According to a press release from the National Council of Teachers of English, the selection committee offered praise for Gerdes’ work: “Kendall Gerdes’s Sensitive Rhetorics is grounded in the spirit of our field: a deep commitment to supporting students and the work they hope to do in the world. Throughout Sensitive Rhetorics, Gerdes makes a powerful case against the dismissive and belittling claims that students are too sensitive and argues that it is our sensitivity that enables rhetorical transformation in the first place. We believe Sensitive Rhetorics is a vital and necessary advancement in how rhetoric and composition theory help us imagine new ways of being, thinking, and responding to the world around us.”
Jennifer Andrus, Chair of the Department of Writing and Rhetoric Studies, also speaks highly of Gerdes’ work. “Dr. Kendall Gerdes is an excellent colleague, scholar, teacher, and friend who joined the Department of Writing and Rhetoric studies in 2020,” says Andrus. “Her award-winning book explores the complex relationship between academic freedom and the rise of campus activism.
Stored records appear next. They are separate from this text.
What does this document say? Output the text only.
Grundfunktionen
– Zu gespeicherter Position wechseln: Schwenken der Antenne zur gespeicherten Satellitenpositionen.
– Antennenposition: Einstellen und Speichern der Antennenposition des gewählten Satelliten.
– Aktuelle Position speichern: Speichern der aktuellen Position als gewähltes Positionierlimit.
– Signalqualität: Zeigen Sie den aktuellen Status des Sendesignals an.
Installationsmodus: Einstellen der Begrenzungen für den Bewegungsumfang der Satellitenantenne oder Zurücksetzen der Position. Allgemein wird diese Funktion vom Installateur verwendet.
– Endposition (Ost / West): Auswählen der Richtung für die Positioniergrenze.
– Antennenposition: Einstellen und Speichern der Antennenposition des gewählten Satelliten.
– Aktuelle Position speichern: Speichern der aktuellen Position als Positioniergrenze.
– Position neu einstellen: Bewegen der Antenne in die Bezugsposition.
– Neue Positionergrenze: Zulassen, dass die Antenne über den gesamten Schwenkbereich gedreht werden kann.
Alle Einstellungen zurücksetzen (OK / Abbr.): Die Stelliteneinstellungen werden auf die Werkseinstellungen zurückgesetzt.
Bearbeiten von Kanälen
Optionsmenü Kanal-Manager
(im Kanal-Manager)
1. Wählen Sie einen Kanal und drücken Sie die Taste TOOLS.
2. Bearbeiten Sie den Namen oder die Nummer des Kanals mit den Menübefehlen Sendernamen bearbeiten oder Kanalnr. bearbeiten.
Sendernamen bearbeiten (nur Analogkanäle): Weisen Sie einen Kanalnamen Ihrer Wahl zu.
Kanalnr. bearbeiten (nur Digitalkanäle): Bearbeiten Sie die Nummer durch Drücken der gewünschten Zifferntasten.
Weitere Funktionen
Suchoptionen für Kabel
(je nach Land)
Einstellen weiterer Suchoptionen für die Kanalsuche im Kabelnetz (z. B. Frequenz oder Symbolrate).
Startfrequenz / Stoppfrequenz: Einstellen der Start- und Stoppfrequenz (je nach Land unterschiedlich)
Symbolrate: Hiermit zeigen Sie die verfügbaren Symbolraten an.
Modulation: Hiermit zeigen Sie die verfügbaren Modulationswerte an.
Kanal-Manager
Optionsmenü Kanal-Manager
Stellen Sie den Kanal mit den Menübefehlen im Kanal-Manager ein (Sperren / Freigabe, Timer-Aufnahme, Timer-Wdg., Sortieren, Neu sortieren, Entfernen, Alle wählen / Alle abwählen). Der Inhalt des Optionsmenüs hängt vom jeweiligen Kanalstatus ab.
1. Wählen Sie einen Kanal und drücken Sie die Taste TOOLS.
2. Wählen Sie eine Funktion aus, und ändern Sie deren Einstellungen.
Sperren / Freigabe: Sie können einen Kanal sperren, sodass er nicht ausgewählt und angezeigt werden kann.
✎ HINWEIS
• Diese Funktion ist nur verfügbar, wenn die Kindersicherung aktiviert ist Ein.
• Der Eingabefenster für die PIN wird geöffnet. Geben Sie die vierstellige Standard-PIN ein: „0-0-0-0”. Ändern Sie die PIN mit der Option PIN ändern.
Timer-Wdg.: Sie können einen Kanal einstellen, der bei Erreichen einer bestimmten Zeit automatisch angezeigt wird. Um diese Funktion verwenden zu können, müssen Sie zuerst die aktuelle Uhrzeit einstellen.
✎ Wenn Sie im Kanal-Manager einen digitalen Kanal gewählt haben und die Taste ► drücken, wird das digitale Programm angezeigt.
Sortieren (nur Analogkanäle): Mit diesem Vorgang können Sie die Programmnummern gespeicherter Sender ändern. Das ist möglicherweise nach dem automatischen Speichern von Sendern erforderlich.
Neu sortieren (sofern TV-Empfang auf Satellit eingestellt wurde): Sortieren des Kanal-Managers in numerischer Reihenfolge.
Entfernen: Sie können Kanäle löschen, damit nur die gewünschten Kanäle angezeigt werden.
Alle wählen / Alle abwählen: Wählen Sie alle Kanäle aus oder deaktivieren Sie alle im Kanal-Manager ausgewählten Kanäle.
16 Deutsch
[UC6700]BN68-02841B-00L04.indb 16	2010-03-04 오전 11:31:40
Gerdes examines how activists navigate the tensions between protecting free expression and addressing social justice issues on university campuses. Through a nuanced analysis, the book highlights how rhetoric shapes and is shaped by these crucial debates, offering insights into contemporary struggles for equality, inclusion, and intellectual freedom.”
While the book itself discusses topical issues and recent events, “It’s also a book about rhetorical theory,” says Gerdes, “[positioning] sensitivity as a rhetorical term of art and discussing how language and rhetoric enables us to effect each other and be vulnerable in ways that we can’t necessarily preclude.”
The College of Humanities is thrilled that our talented colleague’s accomplishments have been recognized with this award. Please join us in congratulating Professor Gerdes!